In this image, there are people on a beach.

Everyone has already seen a beach and everyone has already seen people.

I haven’t had this image in front of my eyes for a while. Nevertheless, the white of the water and the tension of the skin resist in their surreal precision.

There is this slice of sand and the light and the languor, and those nearly naked bodies. But the nudity is indifferent to the characters of the picture.

There are some details too: the hand of the little girl on her hip, the knee of a teenager, the armpit of the sleeping man, bellies, the dark swimsuit, some legs, a breast. And a certain gaze of the characters that has no object.

I always feel an endless sympathy for people that are absent to themselves. Happy for the spectacle or the nothing that they are looking at (on this beach that is Croatian just for the title), their nudity vanish. Vanished, it leaves them as if they have been robbed by this image with which the Other covers us whit his look.

My gaze can only double their enigma. Neither Massimo Vitali, nor his characters can tell me what they are looking at. Without any doubt there is nothing to see, no spectacle that would capture their gaze.

Zlatni Rat (Canoe), Croatia 2009.

But, there is no one that has a pure gaze, content with what he/she is watching and with a happy gaze: the watching bodies replace the hypothetic spectacle that they are supposed to see. The image – we can read somewhere – is what I’m excluded from.

And photography is a voyeuristic practice.

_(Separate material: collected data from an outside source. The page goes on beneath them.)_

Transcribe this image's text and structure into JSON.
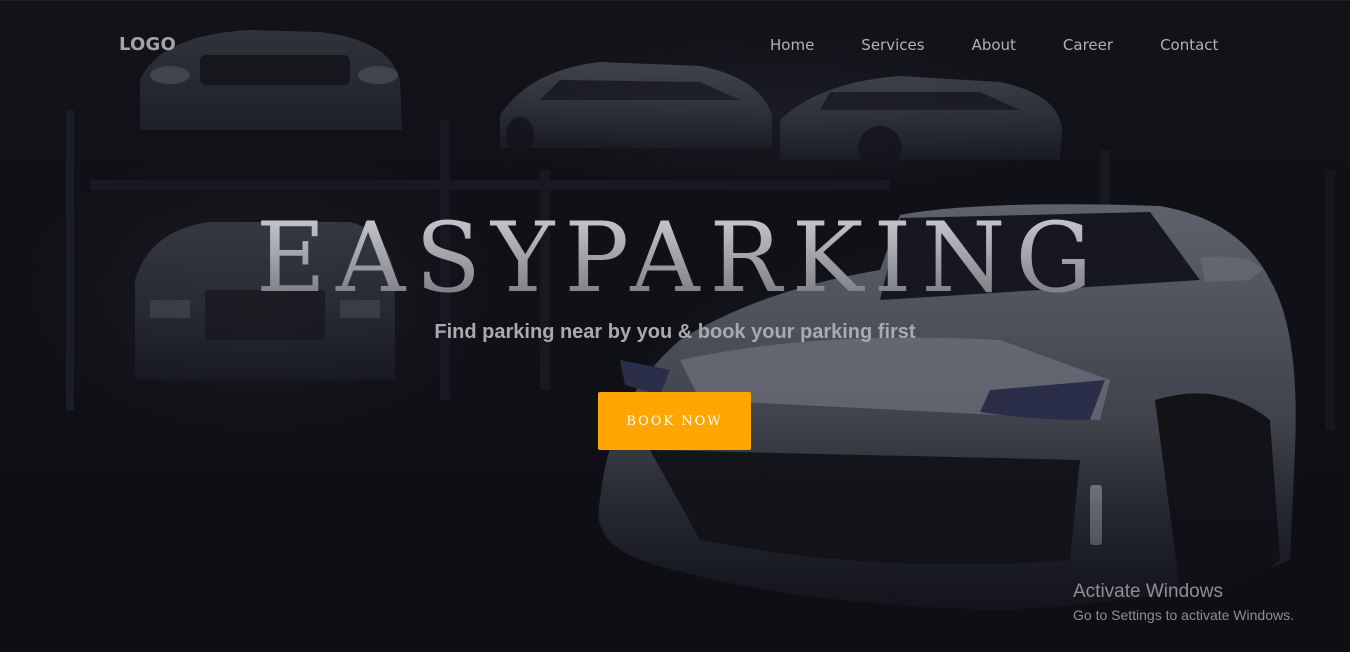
{
  "navbar": {
    "logo": "LOGO",
    "links": [
      {
        "label": "Home"
      },
      {
        "label": "Services"
      },
      {
        "label": "About"
      },
      {
        "label": "Career"
      },
      {
        "label": "Contact"
      }
    ]
  },
  "hero": {
    "title": "EASYPARKING",
    "subtitle": "Find parking near by you & book your parking first",
    "cta_label": "BOOK NOW",
    "background": "parking garage with cars on lifts and a silver sports car"
  },
  "system_watermark": {
    "title": "Activate Windows",
    "subtitle": "Go to Settings to activate Windows."
  },
  "colors": {
    "accent": "#ffa600",
    "background": "#101117",
    "nav_text": "#b1b2b7"
  }
}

Nothing stops the spectator or the photograph from calling upon the sublimation, the visual anthropology or the documentary side of the photographic image in order to defend him/herself from this abrupt conclusion. But, who can deny that we are there to watch?

This image releases us from the danger of the gaze, from the conflict and the spectacle, from the visual tour de force of iconic photography and the ease of minimalism. The image leaves us waiting in front of people that are waiting. Perhaps it’s because the image practice joins here the movement of the unconscious that this image gives me, the endless patience that this rectangle requires, and in this rectangle, this beach.

Yann Tostain, The Surface where Nothing is Reflected, April 2017.